According to the results, the groups were set as follows: 0, 10, 20, 40, and 80 μg/ml of curcumin for PANC1 cells and 0, 0.1, 0.5, 1, 5, and 10 μg/ml for BxPC3 cells in the following experiments, among which 0 μg/ml group was the control group. The incubation time was set to 24 hours.

2.3. Cell Cycle Analysis

Cells of different groups as previously described were harvested and washed with PBS and fixed with 75% ethanol at 4°C overnight. After being stained with PI/RNase solution (BD Pharmingen, 550825) for 15 min in the dark, cells cycle distribution of different groups was detected by flow cytometry (Becton Dickinson, USA).

2.4. Apoptosis Quantitative Detection

The two cell lines were trypsinized after being treated with different concentrations of curcumin as previously described and washed three times with PBS. The operating procedures were performed referring to the instruction. Cells were double stained with PI (Propidium Iodide)/Annexin V-FITC kit (DOJINDO, Japan). All the samples were detected using a BD flow cytometer. The apoptosis quantity was defined as the sum of the Q2 and Q3 quadrant. Data and diagrams were treated with FlowJo 7.6 software.

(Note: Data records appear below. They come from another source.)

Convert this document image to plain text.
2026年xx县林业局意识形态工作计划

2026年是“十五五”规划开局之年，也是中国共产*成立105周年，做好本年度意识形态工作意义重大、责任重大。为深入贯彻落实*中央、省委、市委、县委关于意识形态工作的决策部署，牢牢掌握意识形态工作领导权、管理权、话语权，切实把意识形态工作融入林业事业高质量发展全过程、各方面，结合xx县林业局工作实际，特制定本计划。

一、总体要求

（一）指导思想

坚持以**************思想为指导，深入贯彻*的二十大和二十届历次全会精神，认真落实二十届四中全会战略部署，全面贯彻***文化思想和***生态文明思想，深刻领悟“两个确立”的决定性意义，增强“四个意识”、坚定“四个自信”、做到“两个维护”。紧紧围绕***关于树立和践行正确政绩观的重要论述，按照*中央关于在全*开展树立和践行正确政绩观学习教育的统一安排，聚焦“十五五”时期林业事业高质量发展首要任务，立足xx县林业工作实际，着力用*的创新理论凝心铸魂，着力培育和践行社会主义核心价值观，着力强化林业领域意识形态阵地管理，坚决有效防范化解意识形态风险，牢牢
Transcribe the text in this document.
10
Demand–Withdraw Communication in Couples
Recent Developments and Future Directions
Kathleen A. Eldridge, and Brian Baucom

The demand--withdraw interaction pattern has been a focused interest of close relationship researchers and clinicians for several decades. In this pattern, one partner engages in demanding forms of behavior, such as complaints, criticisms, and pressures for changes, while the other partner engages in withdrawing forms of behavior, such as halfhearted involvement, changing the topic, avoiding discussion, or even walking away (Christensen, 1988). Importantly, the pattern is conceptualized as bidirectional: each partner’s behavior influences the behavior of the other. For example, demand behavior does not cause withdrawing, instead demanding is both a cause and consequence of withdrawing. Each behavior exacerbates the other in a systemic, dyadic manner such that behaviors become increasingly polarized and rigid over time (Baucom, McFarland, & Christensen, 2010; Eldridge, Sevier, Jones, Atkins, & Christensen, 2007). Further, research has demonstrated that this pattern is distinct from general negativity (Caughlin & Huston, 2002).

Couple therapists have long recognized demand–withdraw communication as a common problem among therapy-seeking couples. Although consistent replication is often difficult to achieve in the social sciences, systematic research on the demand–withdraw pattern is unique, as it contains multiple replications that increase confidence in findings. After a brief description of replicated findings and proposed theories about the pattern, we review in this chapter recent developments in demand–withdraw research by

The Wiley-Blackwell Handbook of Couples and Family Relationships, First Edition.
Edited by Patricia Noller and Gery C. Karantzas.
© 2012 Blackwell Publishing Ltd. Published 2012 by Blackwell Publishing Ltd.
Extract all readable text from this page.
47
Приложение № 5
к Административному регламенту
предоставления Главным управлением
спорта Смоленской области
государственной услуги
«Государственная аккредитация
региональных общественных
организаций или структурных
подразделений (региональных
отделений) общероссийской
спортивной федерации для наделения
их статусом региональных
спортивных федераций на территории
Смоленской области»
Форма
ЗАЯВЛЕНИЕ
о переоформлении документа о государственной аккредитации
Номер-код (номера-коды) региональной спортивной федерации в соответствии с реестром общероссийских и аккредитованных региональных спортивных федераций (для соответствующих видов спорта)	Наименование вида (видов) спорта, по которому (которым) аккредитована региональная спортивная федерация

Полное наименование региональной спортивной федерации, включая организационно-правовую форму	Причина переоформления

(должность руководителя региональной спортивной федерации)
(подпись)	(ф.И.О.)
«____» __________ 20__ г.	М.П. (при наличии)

2.5. Immunofluorescent Assay

In this study, we used LC3 to detect autophagy. After being treated with different concentrations of curcumin in 24-well plates, cells were fixed with paraformaldehyde for 15 min and incubated with LC3 antibody (Cell Signaling Technology, #12741) overnight. The next day, the second antibody conjugating with FITC (a fluorescent dye) was used to detect LC3 with a fluorescent microscope.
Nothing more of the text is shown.